Although our results using combined functions did not produce favourable results, the analysis was limited to the extent that additional parametric functions such as log normal, log-logistic, and Gompertz were not analysed and may have demonstrated different results. Secondly, K–M data were combined with only one parametric function to model survival. Due to the potentially numerous hazard trends displayed, applying additional functions may have resulted in improved fit at the tail, and therefore improved extrapolation estimates. However, on grounds of parsimony, the potential bias arising from small patient numbers [23], and the substantial subjectivity in choosing data points at which to implement separate functions [15], fitting a number of different functions may not be a preferred approach.

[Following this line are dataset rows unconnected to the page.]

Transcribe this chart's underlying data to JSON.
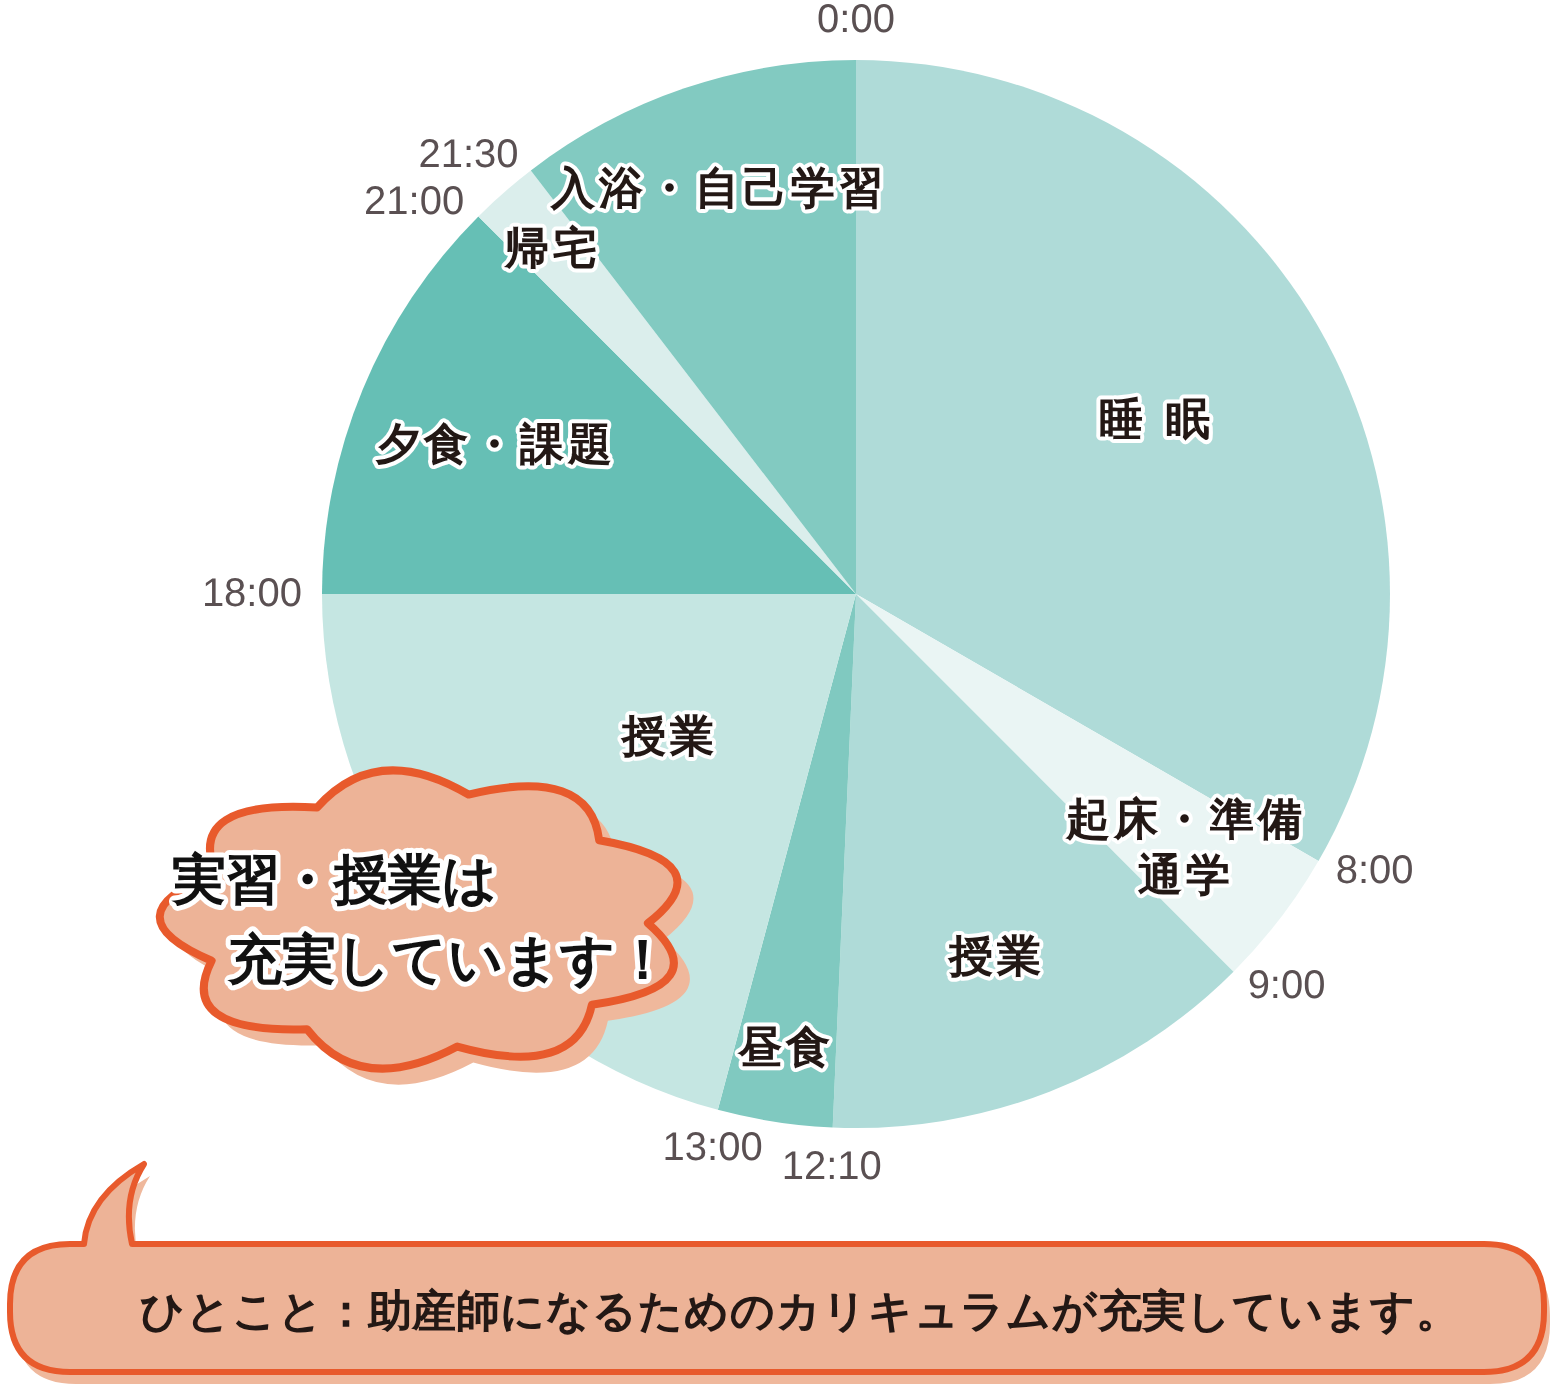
{
  "chart_data": {
    "type": "pie",
    "categories": [
      "睡 眠",
      "起床・準備通学",
      "授業",
      "昼食",
      "授業",
      "夕食・課題",
      "帰宅",
      "入浴・自己学習"
    ],
    "values": [
      33.33,
      4.17,
      13.19,
      3.47,
      20.83,
      12.5,
      2.08,
      10.42
    ],
    "colors": [
      "#afdbd8",
      "#eaf5f4",
      "#afdbd8",
      "#80c9c0",
      "#c5e6e2",
      "#66bfb5",
      "#dbeeec",
      "#82cac1"
    ],
    "annotations": [
      "0:00",
      "8:00",
      "9:00",
      "12:10",
      "13:00",
      "18:00",
      "21:00",
      "21:30",
      "実習・授業は充実しています！",
      "ひとこと：助産師になるためのカリキュラムが充実しています。"
    ]
  }
}
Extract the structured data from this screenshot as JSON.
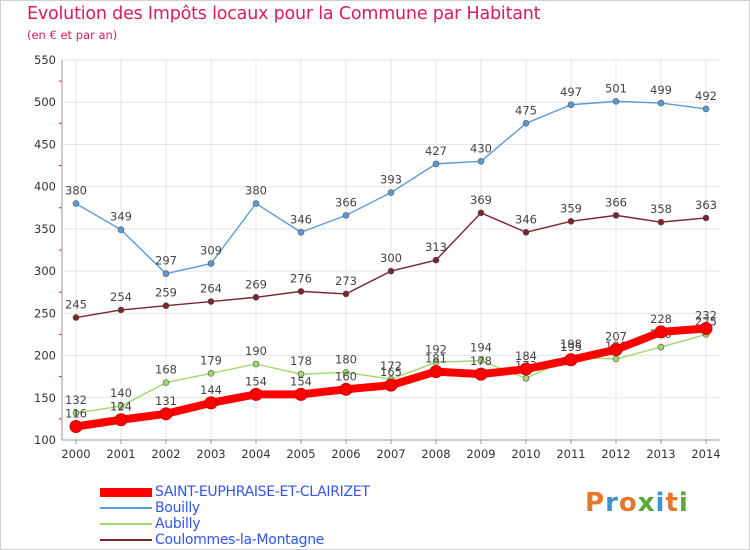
{
  "header": {
    "title": "Evolution des Impôts locaux pour la Commune par Habitant",
    "subtitle": "(en € et par an)"
  },
  "colors": {
    "title": "#d81b60",
    "grid": "#e5e5e5",
    "axis": "#999999",
    "legend_text": "#3355ee",
    "label_text": "#444444"
  },
  "chart_data": {
    "type": "line",
    "x": [
      "2000",
      "2001",
      "2002",
      "2003",
      "2004",
      "2005",
      "2006",
      "2007",
      "2008",
      "2009",
      "2010",
      "2011",
      "2012",
      "2013",
      "2014"
    ],
    "ylim": [
      100,
      550
    ],
    "yticks": [
      100,
      150,
      200,
      250,
      300,
      350,
      400,
      450,
      500,
      550
    ],
    "grid": true,
    "legend_position": "bottom-left",
    "series": [
      {
        "name": "Bouilly",
        "color": "#5b9bd5",
        "values": [
          380,
          349,
          297,
          309,
          380,
          346,
          366,
          393,
          427,
          430,
          475,
          497,
          501,
          499,
          492
        ],
        "labels": [
          "380",
          "349",
          "297",
          "309",
          "380",
          "346",
          "366",
          "393",
          "427",
          "430",
          "475",
          "497",
          "501",
          "499",
          "492"
        ]
      },
      {
        "name": "Coulommes-la-Montagne",
        "color": "#7b2431",
        "values": [
          245,
          254,
          259,
          264,
          269,
          276,
          273,
          300,
          313,
          369,
          346,
          359,
          366,
          358,
          363
        ],
        "labels": [
          "245",
          "254",
          "259",
          "264",
          "269",
          "276",
          "273",
          "300",
          "313",
          "369",
          "346",
          "359",
          "366",
          "358",
          "363"
        ]
      },
      {
        "name": "Aubilly",
        "color": "#9fd96b",
        "values": [
          132,
          140,
          168,
          179,
          190,
          178,
          180,
          172,
          192,
          194,
          173,
          198,
          196,
          210,
          225
        ],
        "labels": [
          "132",
          "140",
          "168",
          "179",
          "190",
          "178",
          "180",
          "172",
          "192",
          "194",
          "173",
          "198",
          "196",
          "210",
          "225"
        ]
      },
      {
        "name": "SAINT-EUPHRAISE-ET-CLAIRIZET",
        "color": "#ff0000",
        "values": [
          116,
          124,
          131,
          144,
          154,
          154,
          160,
          165,
          181,
          178,
          184,
          195,
          207,
          228,
          232
        ],
        "labels": [
          "116",
          "124",
          "131",
          "144",
          "154",
          "154",
          "160",
          "165",
          "181",
          "178",
          "184",
          "195",
          "207",
          "228",
          "232"
        ]
      }
    ]
  },
  "legend": {
    "items": [
      {
        "label": "SAINT-EUPHRAISE-ET-CLAIRIZET",
        "color": "#ff0000",
        "thickness": 9
      },
      {
        "label": "Bouilly",
        "color": "#5b9bd5",
        "thickness": 2
      },
      {
        "label": "Aubilly",
        "color": "#9fd96b",
        "thickness": 2
      },
      {
        "label": "Coulommes-la-Montagne",
        "color": "#7b2431",
        "thickness": 2
      }
    ]
  },
  "logo": {
    "letters": [
      "P",
      "r",
      "o",
      "x",
      "i",
      "t",
      "i"
    ]
  }
}
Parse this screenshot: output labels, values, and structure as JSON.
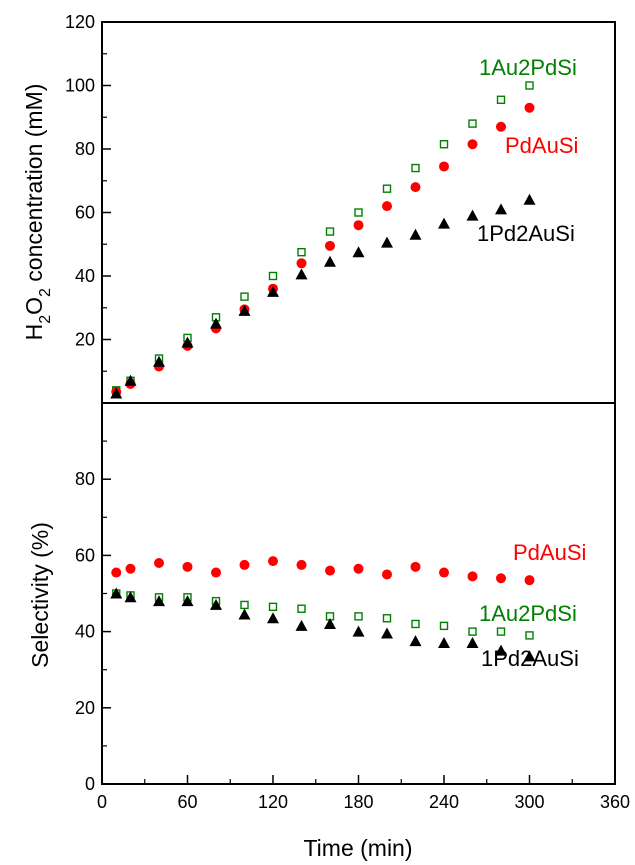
{
  "chart_data": [
    {
      "type": "scatter",
      "panel": "top",
      "ylabel": {
        "main": "H",
        "sub1": "2",
        "mid": "O",
        "sub2": "2",
        "rest": " concentration (mM)"
      },
      "ylim": [
        0,
        120
      ],
      "yticks": [
        20,
        40,
        60,
        80,
        100,
        120
      ],
      "x": [
        10,
        20,
        40,
        60,
        80,
        100,
        120,
        140,
        160,
        180,
        200,
        220,
        240,
        260,
        280,
        300
      ],
      "series": [
        {
          "name": "1Au2PdSi",
          "marker": "open-square",
          "color": "#008000",
          "values": [
            4,
            7,
            14,
            20.5,
            27,
            33.5,
            40,
            47.5,
            54,
            60,
            67.5,
            74,
            81.5,
            88,
            95.5,
            100
          ]
        },
        {
          "name": "PdAuSi",
          "marker": "filled-circle",
          "color": "#ff0000",
          "values": [
            3.5,
            6,
            11.5,
            18,
            23.5,
            29.5,
            36,
            44,
            49.5,
            56,
            62,
            68,
            74.5,
            81.5,
            87,
            93
          ]
        },
        {
          "name": "1Pd2AuSi",
          "marker": "filled-triangle",
          "color": "#000000",
          "values": [
            3,
            7,
            13,
            19,
            25,
            29,
            35,
            40.5,
            44.5,
            47.5,
            50.5,
            53,
            56.5,
            59,
            61,
            64
          ]
        }
      ]
    },
    {
      "type": "scatter",
      "panel": "bottom",
      "ylabel": "Selectivity (%)",
      "xlabel": "Time (min)",
      "xlim": [
        0,
        360
      ],
      "xticks": [
        0,
        60,
        120,
        180,
        240,
        300,
        360
      ],
      "ylim": [
        0,
        100
      ],
      "yticks": [
        0,
        20,
        40,
        60,
        80
      ],
      "x": [
        10,
        20,
        40,
        60,
        80,
        100,
        120,
        140,
        160,
        180,
        200,
        220,
        240,
        260,
        280,
        300
      ],
      "series": [
        {
          "name": "PdAuSi",
          "marker": "filled-circle",
          "color": "#ff0000",
          "values": [
            55.5,
            56.5,
            58,
            57,
            55.5,
            57.5,
            58.5,
            57.5,
            56,
            56.5,
            55,
            57,
            55.5,
            54.5,
            54,
            53.5
          ]
        },
        {
          "name": "1Au2PdSi",
          "marker": "open-square",
          "color": "#008000",
          "values": [
            50,
            49.5,
            49,
            49,
            48,
            47,
            46.5,
            46,
            44,
            44,
            43.5,
            42,
            41.5,
            40,
            40,
            39
          ]
        },
        {
          "name": "1Pd2AuSi",
          "marker": "filled-triangle",
          "color": "#000000",
          "values": [
            50,
            49,
            48,
            48,
            47,
            44.5,
            43.5,
            41.5,
            42,
            40,
            39.5,
            37.5,
            37,
            37,
            35,
            33.5
          ]
        }
      ]
    }
  ]
}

When interpreting this analysis, it should be borne in mind that the single outcome measure of PFS has been considered, whereas the development of economic models may involve handling multiple endpoints (e.g. PFS and OS). In this context, flexible (and other) models can potentially provide unrealistic estimates. For example, modelled PFS can exceed modelled OS under extrapolation, thus highlighting the importance of clinical plausibility. Contributing factors to the crossing of OS and PFS curves may be immature OS data or inclusion of low patient numbers in the last few observations. However, if a systematic approach is taken to both endpoints simultaneously, this can be handled by selecting different models for different endpoints, removing the last few observations [20] or attaching greater weight to the data with the longest follow-up. Additionally, sensitivity analysis with data fits for different treatment durations (i.e. trial period vs follow-up data) can be conducted.

5 Conclusions

Survival analyses presented in economic evaluations of I-O continue to be performed using traditional parametric methods, which do not take into account the mode of action of I-O therapies [31, 32], thus failing to capture the ‘tail’ of the survival curve and treatment pathway in extrapolated estimates. This implies that the clinical value of such compounds may be underestimated, giving rise to misleading estimates of cost-effectiveness. This study has shown that spline-based models using a limited number of knots can provide an acceptable fit to trial data and generate extrapolated estimates supported by longer term evidence, with results that are stable in response to changes in knot placement. By following a robust methodology and validating findings when using more flexible models, of which spline-based methods are an example, subjectivity and uncertainty surrounding the assumptions required for more complex approaches can be minimised. These models can be considered a useful addition to the analytical tools available to estimate survival in I-O. The applicability of these findings to other conditions and other treatment regimens (e.g. chemo + I-O combinations) requires further exploration.

Data Availability Statement

The analysis reported in this study uses patient-level data from the CheckMate 067 trial. The patient-level data are not publicly available, but the results of the trial have been reported in a number of publications. The trial results supporting the findings of this analysis are presented graphically within the article. The survival analysis was implemented in Stata, with the RCS models fitted using the stpm2 command.